ETS () is exponential smoothing. I agree that ARIMA is much difficult to implement in practice and it is ideal in literature examples. I haven't seen any such examples in the industrial engineering area. Forecasting is very popular when it comes to product demand forecasting etc but it's not yet popular within hardcore operations.

I agree to the advantages you pointed out for exponential smoothing. But operations is so dynamic in nature that everything gets changed with less time. So the structue of the time series data also changes every time. not sure how to build a model that can capture this.


TS Contributor
You might also consider a different approach. Reliability and Maintainability techniques are often used to model machine breakdowns. Hazard rates would tell you whether the breakdowns are increasing, decreasing or constant. Reliability growth models would allow you to make predictions.


No cake for spunky
A lot of forecasts in business are likely what are called judgmental. They use their professional expertise (domain knowledge) rather than formal tests ore they adjust the statistics by their knowledge. Exponential smoothing is used a lot I hear there, it is certainly far easier to do and requires much less expertise than ARIMA.

I would think Cox Proportional Hazard models would show breakdowns and the predictors that drove them. But that is hardly an easy method to learn.

A good rule of thumb is always do what miner suggests in something involving industrial engineering. I have for years :)
I guess that the aim is not:

The aim is to predict the breakdown time
but rather to find explanations and the cause of machine breakdown. To predict is not the same as finding the cause.

Then, as Miner, I would suggest to look at reliability issues.

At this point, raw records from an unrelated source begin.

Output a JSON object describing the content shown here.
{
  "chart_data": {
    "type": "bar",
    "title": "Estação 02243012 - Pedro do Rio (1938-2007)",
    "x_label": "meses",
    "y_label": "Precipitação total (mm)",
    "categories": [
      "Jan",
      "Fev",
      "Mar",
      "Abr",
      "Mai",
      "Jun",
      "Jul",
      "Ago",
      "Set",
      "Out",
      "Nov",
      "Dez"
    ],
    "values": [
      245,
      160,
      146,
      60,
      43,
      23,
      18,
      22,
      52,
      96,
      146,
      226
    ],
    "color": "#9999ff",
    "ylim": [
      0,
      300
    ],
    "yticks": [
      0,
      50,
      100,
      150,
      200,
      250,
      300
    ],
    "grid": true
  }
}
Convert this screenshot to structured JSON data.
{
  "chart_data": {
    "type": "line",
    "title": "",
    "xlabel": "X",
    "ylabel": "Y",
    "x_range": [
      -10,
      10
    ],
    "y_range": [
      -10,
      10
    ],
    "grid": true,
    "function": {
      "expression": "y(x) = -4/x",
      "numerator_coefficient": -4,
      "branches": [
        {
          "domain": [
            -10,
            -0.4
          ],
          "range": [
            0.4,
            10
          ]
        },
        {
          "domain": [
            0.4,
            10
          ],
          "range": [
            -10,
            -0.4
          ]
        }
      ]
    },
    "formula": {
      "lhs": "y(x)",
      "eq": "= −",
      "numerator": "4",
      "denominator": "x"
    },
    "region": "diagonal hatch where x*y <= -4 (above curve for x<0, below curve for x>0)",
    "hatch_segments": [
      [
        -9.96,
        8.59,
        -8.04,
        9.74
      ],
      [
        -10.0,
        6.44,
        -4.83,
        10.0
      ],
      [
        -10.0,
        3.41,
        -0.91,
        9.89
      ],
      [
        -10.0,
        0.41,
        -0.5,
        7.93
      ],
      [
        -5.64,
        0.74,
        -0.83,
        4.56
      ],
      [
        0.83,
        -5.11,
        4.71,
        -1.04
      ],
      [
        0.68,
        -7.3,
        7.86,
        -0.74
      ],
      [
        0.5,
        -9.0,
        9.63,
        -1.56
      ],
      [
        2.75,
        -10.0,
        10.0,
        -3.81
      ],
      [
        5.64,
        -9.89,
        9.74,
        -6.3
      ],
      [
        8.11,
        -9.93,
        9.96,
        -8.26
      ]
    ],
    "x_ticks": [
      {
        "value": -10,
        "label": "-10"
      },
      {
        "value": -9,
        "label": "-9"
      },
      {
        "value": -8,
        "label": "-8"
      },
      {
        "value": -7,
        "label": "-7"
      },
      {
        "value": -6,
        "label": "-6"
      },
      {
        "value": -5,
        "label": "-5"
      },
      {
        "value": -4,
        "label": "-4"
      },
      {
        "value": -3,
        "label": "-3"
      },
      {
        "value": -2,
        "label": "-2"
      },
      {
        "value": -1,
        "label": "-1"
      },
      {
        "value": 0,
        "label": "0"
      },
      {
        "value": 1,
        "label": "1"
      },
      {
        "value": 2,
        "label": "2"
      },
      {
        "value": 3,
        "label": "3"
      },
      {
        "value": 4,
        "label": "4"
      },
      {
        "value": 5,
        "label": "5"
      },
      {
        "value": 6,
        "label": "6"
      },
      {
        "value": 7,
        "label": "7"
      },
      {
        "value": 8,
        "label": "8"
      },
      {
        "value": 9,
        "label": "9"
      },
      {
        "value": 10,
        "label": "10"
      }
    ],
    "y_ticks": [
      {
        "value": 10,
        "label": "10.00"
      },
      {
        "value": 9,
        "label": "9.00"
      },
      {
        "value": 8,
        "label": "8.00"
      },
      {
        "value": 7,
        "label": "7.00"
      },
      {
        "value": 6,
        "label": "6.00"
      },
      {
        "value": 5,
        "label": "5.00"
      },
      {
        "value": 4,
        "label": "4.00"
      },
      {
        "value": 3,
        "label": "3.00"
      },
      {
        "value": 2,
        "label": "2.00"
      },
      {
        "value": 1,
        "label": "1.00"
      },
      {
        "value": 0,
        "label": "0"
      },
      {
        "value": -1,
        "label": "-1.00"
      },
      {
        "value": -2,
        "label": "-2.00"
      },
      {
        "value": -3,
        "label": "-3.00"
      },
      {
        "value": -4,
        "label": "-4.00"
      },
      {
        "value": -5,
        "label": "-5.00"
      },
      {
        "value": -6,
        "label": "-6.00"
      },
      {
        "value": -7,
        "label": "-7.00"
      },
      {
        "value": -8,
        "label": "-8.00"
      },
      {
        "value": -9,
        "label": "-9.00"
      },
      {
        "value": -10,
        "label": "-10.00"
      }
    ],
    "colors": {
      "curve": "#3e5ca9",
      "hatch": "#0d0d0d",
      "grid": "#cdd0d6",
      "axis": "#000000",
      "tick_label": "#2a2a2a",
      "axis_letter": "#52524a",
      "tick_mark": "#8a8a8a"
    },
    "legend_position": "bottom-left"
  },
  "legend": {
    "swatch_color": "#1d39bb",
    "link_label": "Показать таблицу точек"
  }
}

First, about the time series data: are there any auto correlation for 7 days of lag?

Second, about the causes for breakdown. Is it the repairing time that increases the time, or if repair time is constant, is it the severity of the of the break down that increases the time?

Maybe there are several types of breakdowns, then you will have several dependent variables (all measured in time).

I would look at the data with a possibly skewed distribution, like the exponential distribution, gamma distribution. Maybe there are many days with no breakdowns at all. Then you would need a zero inflated distribution.

Often there are explanatory background variables ("x-variables") that can explain the problem. Search for recorded data. There seem to be a downward trend for the data, so it seem like they have figured out some of the problems (found some of the causing x-variables, or been able to control them better.)

There is also maybe the need to do a robust construction along the Taguchi designs. An other possibility is "Evolutionary operations".

Just because someone has given you some data, doesn't mean that all the answers are in these data. Often you need to get other information. This is not a school assignment (or is it?)


TS Contributor
it seems to me that this is not so much about whether breakdowns happen (we basically have non-zero percentages all the time?) but more about the availability of the machine - actually 100-Availability, per day. So, I guess survival analysis is not suitable for this data - we do not know how many breakdowns happened, when etc. Is a low availability driven by many breakdowns, quickly repaired or did we only have one breakdown that took longer to fix?

So, in order to go deeper, I guess you would need to disengage these two elements - to do a survival type analysis you would need the number and maybe times of the breakdowns, to analyse the availability the waiting times to repair and the duration of repairs.